A coalition of Caribbean and African nations has issued an uncompromising demand for a formal apology and reparations for the transatlantic slave trade, placing the British government on the defensive. The demand, presented at the opening of the Commonwealth Heads of Government Meeting in London, has reignited a deeply divisive debate over historical accountability and modern inequality.
For the descendants of enslaved people, this is not a matter of ancient history. It is a living wound. The wealth of British ports, the cotton mills of Lancashire, the sugar refineries of Bristol: all were built on the backs of stolen labour. Those profits did not disappear. They seeded the industrial revolution and the prosperity of a nation, while leaving a legacy of poverty and systemic racism across the Caribbean and Africa.
The British response has been careful, clinical. A government spokesperson called for 'measured dialogue' and emphasised the UK's role in leading global efforts on development and climate finance. But for critics, this is a diplomatic sidestep. 'Measured dialogue' sounds like a polite way to say 'not now, not ever.'
The demand comes as no surprise to those who have tracked the growing movement for reparatory justice. The CARICOM Reparations Commission has long argued that the economic damage inflicted by slavery and colonisation is quantifiable and ongoing. They point to the wealth gap, the underfunded health systems, the climate vulnerability of small island states. Reparations, they say, are not about guilt but about justice.

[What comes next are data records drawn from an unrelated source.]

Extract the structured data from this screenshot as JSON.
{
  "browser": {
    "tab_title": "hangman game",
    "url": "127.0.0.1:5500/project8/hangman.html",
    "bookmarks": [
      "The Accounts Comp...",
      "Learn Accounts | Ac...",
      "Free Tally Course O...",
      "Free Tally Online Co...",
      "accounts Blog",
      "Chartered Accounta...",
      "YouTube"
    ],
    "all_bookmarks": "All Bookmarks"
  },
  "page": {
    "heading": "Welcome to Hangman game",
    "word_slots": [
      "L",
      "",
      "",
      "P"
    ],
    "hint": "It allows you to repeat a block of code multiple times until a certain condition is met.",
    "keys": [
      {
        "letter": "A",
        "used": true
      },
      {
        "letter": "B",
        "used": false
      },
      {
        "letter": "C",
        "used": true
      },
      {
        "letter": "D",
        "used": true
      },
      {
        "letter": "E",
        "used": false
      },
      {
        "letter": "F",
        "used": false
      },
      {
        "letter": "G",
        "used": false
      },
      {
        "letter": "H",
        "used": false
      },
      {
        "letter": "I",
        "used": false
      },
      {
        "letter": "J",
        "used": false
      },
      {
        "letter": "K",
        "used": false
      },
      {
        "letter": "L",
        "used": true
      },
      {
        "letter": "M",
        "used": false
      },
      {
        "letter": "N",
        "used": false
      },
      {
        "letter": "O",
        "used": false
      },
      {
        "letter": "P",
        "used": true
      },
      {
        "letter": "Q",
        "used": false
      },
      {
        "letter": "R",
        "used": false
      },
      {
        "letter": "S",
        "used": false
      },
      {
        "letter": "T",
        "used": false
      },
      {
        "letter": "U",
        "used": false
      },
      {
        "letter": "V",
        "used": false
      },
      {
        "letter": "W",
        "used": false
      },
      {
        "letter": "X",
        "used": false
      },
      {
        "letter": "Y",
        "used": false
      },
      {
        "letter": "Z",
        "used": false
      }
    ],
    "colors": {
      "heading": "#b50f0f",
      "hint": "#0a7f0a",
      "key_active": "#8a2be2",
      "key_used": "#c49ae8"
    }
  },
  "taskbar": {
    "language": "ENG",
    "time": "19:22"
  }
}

But Britain is not alone in its reluctance. No former colonial power has fully embraced the reparations argument. The sums involved are staggering: some estimates put the debt at trillions of pounds. The political will, however, is absent. Prime Minister Rishi Sunak has previously stated that the UK should not 'take a view' on historical wrongs, a position that outraged campaign groups.
Yet the tide may be turning. The United Nations has called for an international tribunal on reparations. The Black Lives Matter movement has shifted public consciousness. Younger Britons, in particular, are more open to grappling with the empire's dark legacy. But the government remains wedded to a narrative of progress and partnership, not apology and compensation.
For the people who feel the weight of history every day, 'measured dialogue' is not enough. They want action. They want a seat at the table. They want the conversation to start with an apology, not an evasion.
The Commonwealth summit was supposed to be about trade and cooperation. Instead, it has become a courtroom of public opinion. And the verdict, for many, is already clear: Britain must finally own its past.